Der Europäische Gerichtshof für Menschenrechte hat am 12.01.2016 in Sachen Barbulescu/Rumänien, Beschwerdenummer  61496/08 entschieden, dass die Überwachung der Internetnutzung eines Arbeitnehmers durch dessen Arbeitgeber keinen Verstoß gegen Artikel 8 der Europäischen Menschenrechtskonvention (Recht auf Achtung des Privat- und Familienlebens) darstellt.

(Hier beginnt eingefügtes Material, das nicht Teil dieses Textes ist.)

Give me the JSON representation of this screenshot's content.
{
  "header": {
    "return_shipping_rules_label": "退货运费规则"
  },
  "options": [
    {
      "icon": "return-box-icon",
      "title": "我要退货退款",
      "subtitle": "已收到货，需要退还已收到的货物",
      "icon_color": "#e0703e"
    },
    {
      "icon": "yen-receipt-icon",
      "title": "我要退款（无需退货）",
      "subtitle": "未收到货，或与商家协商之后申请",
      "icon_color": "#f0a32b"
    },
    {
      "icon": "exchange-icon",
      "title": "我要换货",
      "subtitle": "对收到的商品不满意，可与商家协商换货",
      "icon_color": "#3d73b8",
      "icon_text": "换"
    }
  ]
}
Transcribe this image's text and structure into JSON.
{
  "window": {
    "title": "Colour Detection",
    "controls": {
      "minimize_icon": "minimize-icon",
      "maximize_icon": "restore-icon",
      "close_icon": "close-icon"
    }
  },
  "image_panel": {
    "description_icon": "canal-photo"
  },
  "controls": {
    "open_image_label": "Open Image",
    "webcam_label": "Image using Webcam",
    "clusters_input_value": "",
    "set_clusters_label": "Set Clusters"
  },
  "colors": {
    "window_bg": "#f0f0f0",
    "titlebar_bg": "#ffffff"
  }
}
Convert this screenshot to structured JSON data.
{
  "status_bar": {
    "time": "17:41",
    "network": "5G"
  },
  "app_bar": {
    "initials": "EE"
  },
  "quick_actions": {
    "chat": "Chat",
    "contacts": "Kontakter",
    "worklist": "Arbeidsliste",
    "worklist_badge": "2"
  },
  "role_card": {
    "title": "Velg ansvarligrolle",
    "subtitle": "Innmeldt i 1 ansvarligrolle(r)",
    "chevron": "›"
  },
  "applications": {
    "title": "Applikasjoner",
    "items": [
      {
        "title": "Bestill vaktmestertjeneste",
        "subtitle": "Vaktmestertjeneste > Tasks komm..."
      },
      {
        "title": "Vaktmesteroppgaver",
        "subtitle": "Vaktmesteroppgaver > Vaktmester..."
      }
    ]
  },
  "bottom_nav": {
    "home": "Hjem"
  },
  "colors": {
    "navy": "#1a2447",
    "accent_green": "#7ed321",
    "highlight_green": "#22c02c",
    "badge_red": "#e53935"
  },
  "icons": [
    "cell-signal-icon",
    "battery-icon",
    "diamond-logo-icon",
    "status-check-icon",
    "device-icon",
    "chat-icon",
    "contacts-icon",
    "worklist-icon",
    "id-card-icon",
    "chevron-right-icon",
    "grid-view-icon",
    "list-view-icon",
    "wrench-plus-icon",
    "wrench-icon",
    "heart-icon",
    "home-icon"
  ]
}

Der Arbeitgeber kündigte das Arbeitsverhältnis mit Herrn Barbulescu (dem Beschwerdeführer), weil dieser während der Arbeitszeit das dienstliche E-Mail-Konto entgegen dem Verbot des Arbeitsgebers privat genutzt hat.  Nachdem Herr Barbulescu in einem Kündigungsschutzprozess dies bestritten hatte, wurden ihm die Protokolle seiner Kommunikation inklusive Inhalte vorgelegt.

Nach dem EGMR sei es vom Arbeitgeber nicht unbillig gewesen, die Arbeitsleistung des Arbeitnehmers während der Arbeitszeit überprüfen zu wollen. Zu Recht: denn ein Verbot, das nicht überwacht werden darf, nutzt nichts.

Hier geht es zum Volltext der EGMR Entscheidung

Empfehlung für Arbeitgeber: 

Der Arbeitgeber darf eine private Nutzung des dienstlichen Internetanschlusses zwar verbieten. Die Folge ist dann allerdings, dass die Arbeitnehmer mit Tablets und Handys surfen. Die bessere Lösung wäre, mit Hilfe von einschlägigen Software die geschäftliche und private Nutzung zu steuern und zu kontrollieren.